Noblesse oblige. Мемуары, эссе, новеллы - страница 5
Я обратил внимание, что игра для нас была не главной, а может, то, что гостиница была незаурядной по тем временам, и в кафе подавали изделия местной эстонской кухни, рассчитанной не столько на основное питание, сколько на закусывание местного ликера.
Теперь уже, когда я сыграл свой бат-ямский матч в 2001 году в Иерусалиме с командой Университета, я стал подумывать не столько о выступлениях, сколько об изучении шахматной теории и шахматной эстетики.
Конечно, те уроки шахмат, которые я преподал начинающим шахматистам, не стали регулярными, но все же интерес к игре, к ее теории не прервался.
Я и сейчас просматриваю свою шахматную библиотеку (где есть и букинистические книги), играю нетурнирные (как их называют – «легкие партии»). Думаю, что вскоре откроется шахматный клуб, где можно будет учить начинающих игроков, и, может, не столько учить, сколько учиться той новой атмосфере, которая свойственна современным шахматам.
За годы пребывания в Израиле многое происходило в шахматах, и они (я говорю о гроссмейстерских соревнованиях) уже совсем другие. Это относится и к времени, отведенному на партию, и к самой структуре соревнований.
Хотя, конечно, я мысленно остаюсь в тех временах, когда в пятницу вечером в клубе Стадиона юных пионеров мы смотрели и смотрели партии Капабланки и Алехина, и я даже услышал от мастера похвалу:
– Видишь, как получается, когда не трогаешь фигуры!
(Кстати, в Болшево и на даче я играл, не глядя на доску по две партии, а в одном Доме отдыха сыграл (не глядя) даже на 4-х!)
Но… гроссмейстеры приходят вновь, а воспоминания о самой юной и неизбывной привязанности остались, и это, наверное, вещь немалая, как слова учителя в ЦШК:
– Быстрота, дети, нужна, наверное, только при ловле блох!
Значительная сентенция!
Вспоминается сеанс одновременной игры с Юрием Балашовым. Я в испанской партии применил защиту Стейница. В одной позиции черными не выходило преимущества и казалось, что я «накопытил» (такова была оценка со стороны). Но постепенно позиция стала меняться, и преимущество перешло ко мне. И, хотя данная позиция не рассматривалась в вышедших монографиях, было найдено усиление за «белых».
Все же я и сейчас играю защиту Стейница, если только не происходит так называемый «разменный» вариант.
Из записок директора фильма
Ископаемое по прозвищу «Научпоп»…
Стояла зима 1980-го года – одна из многочисленных московских зим.

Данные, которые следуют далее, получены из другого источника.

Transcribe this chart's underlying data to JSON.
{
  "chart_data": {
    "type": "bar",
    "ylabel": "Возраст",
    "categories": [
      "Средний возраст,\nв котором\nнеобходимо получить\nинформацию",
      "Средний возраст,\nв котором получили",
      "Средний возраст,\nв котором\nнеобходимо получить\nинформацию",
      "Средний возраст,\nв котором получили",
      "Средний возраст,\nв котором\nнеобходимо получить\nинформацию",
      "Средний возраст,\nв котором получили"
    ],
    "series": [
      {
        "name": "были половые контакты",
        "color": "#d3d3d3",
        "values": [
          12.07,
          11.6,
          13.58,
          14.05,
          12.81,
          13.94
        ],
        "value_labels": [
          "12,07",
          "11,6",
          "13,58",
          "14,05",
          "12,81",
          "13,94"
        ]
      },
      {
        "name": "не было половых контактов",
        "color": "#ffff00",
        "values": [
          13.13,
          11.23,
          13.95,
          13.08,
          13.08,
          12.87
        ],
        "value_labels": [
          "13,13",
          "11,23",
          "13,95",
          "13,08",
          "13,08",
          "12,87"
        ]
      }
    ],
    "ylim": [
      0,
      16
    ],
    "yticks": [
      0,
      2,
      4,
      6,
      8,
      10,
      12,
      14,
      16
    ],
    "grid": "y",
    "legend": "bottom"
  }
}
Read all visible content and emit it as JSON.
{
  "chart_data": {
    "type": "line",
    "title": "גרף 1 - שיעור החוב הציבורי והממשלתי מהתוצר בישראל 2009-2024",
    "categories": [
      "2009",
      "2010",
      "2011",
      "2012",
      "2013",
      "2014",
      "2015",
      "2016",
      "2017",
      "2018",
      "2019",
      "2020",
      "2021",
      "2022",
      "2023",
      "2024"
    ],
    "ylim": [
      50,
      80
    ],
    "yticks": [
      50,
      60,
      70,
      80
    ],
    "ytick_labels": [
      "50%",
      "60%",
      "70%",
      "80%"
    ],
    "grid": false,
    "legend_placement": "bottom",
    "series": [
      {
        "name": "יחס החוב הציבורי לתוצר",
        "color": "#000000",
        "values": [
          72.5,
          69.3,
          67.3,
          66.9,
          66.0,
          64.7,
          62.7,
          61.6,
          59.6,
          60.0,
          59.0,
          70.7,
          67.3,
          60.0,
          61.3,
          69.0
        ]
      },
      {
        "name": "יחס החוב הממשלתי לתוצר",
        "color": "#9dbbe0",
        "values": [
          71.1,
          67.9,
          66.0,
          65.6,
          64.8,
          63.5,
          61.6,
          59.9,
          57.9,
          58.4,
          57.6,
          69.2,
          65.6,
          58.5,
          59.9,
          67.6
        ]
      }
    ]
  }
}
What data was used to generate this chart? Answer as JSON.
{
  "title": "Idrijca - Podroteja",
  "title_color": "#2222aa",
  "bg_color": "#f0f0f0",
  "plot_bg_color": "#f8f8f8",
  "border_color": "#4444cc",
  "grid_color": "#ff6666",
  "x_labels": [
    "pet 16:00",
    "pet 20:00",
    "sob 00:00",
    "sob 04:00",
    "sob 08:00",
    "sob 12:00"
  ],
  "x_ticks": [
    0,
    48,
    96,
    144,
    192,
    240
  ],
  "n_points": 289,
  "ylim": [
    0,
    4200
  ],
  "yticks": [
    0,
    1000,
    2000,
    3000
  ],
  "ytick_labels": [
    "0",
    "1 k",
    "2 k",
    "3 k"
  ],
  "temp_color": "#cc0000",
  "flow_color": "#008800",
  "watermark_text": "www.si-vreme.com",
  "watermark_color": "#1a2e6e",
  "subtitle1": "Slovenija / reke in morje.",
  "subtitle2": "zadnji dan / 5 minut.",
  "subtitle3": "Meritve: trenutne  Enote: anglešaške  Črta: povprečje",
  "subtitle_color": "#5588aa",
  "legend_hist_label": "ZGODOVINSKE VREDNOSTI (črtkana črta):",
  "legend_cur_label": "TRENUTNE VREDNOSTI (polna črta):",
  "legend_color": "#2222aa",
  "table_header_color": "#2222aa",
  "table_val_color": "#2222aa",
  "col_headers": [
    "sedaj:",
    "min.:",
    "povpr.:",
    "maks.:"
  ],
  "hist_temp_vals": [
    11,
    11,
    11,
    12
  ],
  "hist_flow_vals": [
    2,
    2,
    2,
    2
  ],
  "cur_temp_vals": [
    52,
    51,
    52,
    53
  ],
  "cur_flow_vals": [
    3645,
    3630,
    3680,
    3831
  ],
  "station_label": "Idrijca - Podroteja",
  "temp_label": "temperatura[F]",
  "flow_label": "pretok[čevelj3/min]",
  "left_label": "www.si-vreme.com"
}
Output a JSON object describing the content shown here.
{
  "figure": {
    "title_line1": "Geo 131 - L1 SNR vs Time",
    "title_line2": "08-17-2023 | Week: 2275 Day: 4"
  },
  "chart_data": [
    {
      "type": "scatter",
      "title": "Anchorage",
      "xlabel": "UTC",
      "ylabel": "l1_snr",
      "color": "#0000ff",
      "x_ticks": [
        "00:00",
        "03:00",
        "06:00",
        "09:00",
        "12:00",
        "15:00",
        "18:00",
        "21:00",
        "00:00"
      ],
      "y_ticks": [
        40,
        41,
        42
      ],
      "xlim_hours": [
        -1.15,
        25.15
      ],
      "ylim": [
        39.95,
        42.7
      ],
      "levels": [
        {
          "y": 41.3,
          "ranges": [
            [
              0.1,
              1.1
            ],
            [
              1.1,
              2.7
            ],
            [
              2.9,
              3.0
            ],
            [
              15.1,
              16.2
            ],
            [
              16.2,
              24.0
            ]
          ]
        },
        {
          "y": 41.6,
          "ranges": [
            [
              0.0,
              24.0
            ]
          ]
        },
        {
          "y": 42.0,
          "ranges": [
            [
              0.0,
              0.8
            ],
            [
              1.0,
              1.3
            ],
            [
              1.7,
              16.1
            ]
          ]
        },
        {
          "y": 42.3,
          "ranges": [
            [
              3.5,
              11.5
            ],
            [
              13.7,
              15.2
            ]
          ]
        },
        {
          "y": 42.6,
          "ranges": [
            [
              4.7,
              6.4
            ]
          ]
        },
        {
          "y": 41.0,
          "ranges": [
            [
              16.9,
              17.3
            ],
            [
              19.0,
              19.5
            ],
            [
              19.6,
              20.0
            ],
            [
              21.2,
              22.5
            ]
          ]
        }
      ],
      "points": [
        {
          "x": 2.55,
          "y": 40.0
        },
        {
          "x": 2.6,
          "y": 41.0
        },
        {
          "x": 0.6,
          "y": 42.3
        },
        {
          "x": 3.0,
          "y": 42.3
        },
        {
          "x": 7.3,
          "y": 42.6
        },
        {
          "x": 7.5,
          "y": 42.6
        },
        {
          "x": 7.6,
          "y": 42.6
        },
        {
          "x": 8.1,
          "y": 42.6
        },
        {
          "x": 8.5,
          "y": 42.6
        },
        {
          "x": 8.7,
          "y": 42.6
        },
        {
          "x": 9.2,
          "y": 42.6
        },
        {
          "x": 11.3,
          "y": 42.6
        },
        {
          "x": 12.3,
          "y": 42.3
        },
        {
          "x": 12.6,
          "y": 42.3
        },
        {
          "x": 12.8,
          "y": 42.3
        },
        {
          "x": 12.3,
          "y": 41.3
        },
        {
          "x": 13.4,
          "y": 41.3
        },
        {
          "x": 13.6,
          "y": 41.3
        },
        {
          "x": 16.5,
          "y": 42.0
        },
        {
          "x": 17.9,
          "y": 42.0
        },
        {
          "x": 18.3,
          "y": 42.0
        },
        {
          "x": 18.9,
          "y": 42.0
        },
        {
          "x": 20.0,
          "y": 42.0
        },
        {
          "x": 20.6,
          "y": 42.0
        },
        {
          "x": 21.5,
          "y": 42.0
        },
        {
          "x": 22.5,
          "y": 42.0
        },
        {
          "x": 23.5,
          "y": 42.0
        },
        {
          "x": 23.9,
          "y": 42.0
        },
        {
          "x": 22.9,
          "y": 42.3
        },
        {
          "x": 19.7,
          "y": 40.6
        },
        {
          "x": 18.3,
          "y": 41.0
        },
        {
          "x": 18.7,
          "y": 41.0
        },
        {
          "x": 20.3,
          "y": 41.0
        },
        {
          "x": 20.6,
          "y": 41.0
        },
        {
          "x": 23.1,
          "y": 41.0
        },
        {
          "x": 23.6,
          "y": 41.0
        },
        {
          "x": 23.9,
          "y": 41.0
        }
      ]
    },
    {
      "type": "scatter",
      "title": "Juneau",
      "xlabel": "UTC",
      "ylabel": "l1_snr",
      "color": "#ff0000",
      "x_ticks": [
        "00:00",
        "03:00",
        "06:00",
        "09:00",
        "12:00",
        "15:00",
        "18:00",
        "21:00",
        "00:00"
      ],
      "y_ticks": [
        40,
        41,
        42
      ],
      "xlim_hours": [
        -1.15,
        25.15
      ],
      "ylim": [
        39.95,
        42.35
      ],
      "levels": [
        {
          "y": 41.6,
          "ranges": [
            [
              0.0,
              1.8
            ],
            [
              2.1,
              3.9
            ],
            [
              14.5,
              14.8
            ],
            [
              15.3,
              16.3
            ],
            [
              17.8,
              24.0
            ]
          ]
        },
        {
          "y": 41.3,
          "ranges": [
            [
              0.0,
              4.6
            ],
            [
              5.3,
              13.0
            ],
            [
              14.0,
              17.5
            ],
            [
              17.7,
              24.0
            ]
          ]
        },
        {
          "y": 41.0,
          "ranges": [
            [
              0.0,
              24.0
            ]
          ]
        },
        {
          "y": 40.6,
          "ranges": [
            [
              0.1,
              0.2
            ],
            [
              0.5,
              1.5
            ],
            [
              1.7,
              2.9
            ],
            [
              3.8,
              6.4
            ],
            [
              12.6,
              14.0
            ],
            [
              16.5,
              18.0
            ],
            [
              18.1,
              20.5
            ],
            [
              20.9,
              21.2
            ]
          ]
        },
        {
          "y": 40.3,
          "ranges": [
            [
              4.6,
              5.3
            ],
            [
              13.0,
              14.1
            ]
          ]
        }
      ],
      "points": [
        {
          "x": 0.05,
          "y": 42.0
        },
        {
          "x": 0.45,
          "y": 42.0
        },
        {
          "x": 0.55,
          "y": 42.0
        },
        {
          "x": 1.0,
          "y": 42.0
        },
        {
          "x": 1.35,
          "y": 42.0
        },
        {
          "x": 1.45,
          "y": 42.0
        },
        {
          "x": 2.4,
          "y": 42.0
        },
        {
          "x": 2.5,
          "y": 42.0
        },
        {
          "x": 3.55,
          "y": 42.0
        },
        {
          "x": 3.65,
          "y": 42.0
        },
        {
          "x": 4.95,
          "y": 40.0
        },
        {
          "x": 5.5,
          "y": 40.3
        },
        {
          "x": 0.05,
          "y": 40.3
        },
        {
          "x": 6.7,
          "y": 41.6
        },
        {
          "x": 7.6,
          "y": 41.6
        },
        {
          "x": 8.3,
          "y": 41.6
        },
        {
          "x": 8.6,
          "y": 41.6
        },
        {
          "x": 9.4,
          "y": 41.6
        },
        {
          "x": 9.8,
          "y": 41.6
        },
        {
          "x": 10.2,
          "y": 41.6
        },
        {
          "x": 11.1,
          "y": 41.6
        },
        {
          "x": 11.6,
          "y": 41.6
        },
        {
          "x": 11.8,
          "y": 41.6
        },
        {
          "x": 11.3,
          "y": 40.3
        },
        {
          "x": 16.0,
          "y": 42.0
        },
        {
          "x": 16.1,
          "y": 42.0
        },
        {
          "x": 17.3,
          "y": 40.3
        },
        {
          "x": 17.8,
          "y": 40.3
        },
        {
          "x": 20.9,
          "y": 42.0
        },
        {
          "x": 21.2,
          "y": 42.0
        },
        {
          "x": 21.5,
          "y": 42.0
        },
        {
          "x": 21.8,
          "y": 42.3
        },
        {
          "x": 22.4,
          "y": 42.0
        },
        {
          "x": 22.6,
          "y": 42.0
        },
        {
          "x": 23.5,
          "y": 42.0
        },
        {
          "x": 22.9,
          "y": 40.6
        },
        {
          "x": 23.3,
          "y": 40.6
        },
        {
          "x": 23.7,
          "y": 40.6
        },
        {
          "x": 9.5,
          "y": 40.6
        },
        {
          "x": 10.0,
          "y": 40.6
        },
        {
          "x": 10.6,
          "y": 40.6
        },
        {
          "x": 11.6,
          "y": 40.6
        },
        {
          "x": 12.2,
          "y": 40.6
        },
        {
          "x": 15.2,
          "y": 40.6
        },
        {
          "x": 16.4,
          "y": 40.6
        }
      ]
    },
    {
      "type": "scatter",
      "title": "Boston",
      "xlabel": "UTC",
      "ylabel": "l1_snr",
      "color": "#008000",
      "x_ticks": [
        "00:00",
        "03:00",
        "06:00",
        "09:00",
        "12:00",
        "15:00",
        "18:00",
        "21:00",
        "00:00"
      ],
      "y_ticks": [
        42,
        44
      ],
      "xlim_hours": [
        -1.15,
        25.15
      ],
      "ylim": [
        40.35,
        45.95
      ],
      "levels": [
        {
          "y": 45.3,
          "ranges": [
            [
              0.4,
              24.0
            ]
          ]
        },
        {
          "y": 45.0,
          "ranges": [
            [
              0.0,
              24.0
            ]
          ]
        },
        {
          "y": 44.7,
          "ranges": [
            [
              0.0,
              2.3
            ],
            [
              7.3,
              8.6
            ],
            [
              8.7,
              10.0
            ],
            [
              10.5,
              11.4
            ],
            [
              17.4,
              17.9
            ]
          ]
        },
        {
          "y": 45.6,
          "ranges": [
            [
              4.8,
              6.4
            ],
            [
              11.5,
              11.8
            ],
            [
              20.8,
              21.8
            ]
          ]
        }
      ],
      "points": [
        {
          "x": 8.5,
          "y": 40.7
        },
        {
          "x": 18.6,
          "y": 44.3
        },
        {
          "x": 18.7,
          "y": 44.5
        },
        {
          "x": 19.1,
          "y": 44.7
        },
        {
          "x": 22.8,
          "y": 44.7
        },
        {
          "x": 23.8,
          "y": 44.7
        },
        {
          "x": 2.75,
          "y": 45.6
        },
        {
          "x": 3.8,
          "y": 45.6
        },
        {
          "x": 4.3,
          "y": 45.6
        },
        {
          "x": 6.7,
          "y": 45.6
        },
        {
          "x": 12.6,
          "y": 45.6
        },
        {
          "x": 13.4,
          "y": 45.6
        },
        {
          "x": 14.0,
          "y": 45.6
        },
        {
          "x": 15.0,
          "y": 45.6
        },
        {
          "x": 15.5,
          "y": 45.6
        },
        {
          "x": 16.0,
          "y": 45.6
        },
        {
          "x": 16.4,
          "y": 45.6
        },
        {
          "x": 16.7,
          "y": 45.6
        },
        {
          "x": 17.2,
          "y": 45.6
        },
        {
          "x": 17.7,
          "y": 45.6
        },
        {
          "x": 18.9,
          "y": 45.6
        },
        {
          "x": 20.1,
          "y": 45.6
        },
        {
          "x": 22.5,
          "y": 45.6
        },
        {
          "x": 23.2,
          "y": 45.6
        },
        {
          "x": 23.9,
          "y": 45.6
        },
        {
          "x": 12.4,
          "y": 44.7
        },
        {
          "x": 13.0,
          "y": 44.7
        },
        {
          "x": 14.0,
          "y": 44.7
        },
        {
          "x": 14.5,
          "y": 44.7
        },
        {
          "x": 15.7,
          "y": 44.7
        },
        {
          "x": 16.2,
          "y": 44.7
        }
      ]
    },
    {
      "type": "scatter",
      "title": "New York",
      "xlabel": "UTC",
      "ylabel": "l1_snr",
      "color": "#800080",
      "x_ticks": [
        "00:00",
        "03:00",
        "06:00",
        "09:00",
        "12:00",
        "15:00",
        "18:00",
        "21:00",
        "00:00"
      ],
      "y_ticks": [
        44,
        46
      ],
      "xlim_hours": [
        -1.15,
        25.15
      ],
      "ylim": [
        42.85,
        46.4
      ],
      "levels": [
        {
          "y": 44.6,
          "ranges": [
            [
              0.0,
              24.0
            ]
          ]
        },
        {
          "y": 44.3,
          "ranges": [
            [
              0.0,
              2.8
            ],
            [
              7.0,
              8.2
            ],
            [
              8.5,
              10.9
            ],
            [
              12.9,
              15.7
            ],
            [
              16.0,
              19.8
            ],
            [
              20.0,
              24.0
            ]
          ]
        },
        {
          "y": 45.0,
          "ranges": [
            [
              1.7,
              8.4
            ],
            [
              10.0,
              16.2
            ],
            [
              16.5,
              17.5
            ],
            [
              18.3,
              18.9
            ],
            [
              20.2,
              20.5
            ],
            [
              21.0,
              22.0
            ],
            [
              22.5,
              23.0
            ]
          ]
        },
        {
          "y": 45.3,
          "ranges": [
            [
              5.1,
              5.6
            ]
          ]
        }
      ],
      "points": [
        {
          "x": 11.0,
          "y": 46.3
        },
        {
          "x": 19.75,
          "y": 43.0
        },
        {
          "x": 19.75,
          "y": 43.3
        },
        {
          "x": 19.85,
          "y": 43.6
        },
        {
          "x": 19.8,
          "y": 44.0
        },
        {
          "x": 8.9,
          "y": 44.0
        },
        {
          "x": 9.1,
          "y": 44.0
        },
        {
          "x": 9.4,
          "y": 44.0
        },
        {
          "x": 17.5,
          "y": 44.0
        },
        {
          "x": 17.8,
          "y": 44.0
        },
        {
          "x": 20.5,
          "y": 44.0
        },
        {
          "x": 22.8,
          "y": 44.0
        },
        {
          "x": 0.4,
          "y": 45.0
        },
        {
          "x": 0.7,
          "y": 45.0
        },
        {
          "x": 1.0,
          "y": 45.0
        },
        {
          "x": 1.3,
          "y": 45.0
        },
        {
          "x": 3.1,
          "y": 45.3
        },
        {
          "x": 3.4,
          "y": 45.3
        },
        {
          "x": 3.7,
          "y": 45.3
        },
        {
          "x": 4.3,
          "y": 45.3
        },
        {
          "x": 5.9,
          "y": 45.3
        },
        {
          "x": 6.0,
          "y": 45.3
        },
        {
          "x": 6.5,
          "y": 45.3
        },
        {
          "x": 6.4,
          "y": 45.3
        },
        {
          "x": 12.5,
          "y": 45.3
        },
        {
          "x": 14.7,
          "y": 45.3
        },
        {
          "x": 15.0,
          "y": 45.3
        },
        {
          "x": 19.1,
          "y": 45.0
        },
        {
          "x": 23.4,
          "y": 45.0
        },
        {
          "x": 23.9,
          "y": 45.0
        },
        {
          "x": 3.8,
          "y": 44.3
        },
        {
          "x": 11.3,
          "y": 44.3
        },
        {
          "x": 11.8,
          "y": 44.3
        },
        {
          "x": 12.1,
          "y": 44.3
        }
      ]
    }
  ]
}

Мне она, наверное, запомнилась еще и тем, что каждое утро я выходил из дома, садился на метро и ехал через всю Москву – до станции «Речной вокзал». Дорога занимала около часа, но на этом не заканчивалась, я садился в обшарпанный троллейбус, который, казалось, переваливался, как утка, с колеса на колесо и с которого, то и дело, слетали штанги, водитель, чертыхаясь и матерясь, вылезал, поправлял их и ехал дальше. Меня это не особенно, признаться, волновало, так как сходить надо было буквально через несколько остановок. Я практически никогда не опаздывал, времени у меня хватало даже для того, чтобы пройтись пешком до Валдайского проезда – именно там находилась знаменитая студия научно-популярных фильмов, в просторечии – «научпоп».
На проходной я показывал свой пропуск вахтеру, неизменному, как Останкинская башня, и шел навстречу своему новому рабочему дню.
«Научпоп» занимал четыре этажа, а на втором находился кабинет Жени Никитской, директора объединения «На морях и океанах» и на «Стальных магистралях» – ведомственного киножурнала, который смотрели железнодорожники в разных уголках СССР в просмотровых залах (кстати, когда я работал в Вятке, то видел, с каким интересом смотрели киножурнал машинисты поезда).